The U.S. economy added 142,000 jobs in August—a slowdown after months of relatively strong growth.
The economy had added more than 200,000 a job for the six previous months, fueling analysts’ expectations that 230,000 jobs would be added.
The August numbers were weaker than predicted and also put a damper on some of the job growth earlier this summer. The Bureau of Labor Statistics said there were 28,000 fewer jobs created in June and July than had been initially reported.
The unemployment rate actually fell slightly from 6.2% to 6.1%. However, the labor force participation rate—the proportion of those working or actively looking for jobs—edged downward slightly as well.

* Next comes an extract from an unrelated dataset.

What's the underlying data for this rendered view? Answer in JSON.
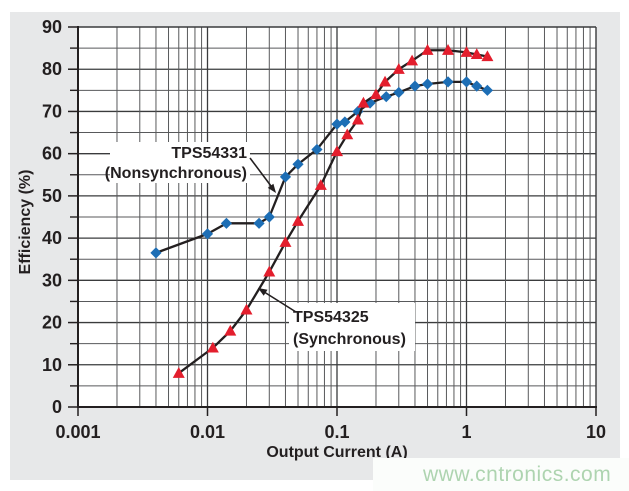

There are signs, however, that at least some of the slowdown is temporary. Retail was one of the major sectors to see job losses, with the food and beverage sector losing 17,000 jobs in August. But BLS attributed some of this loss to ”employment disruptions at a grocery store chain in New England,” appearing to refer to the Market Basket chain, where employees walked off the job to protest the ouster of their company’s CEO.
The disappointing jobs report comes on the heels of brighter economic news: Last week, the economic growth rate for the second quarter of 2014 was revised upward to 4.2%.
“While it’s yet to be seen whether this slower job growth is an anomaly or a new trend, these numbers should give us pause. Adding in this month’s disappointing numbers, job growth this year is still above last year’s average at this time,” the Economic Policy Institute said in a statement.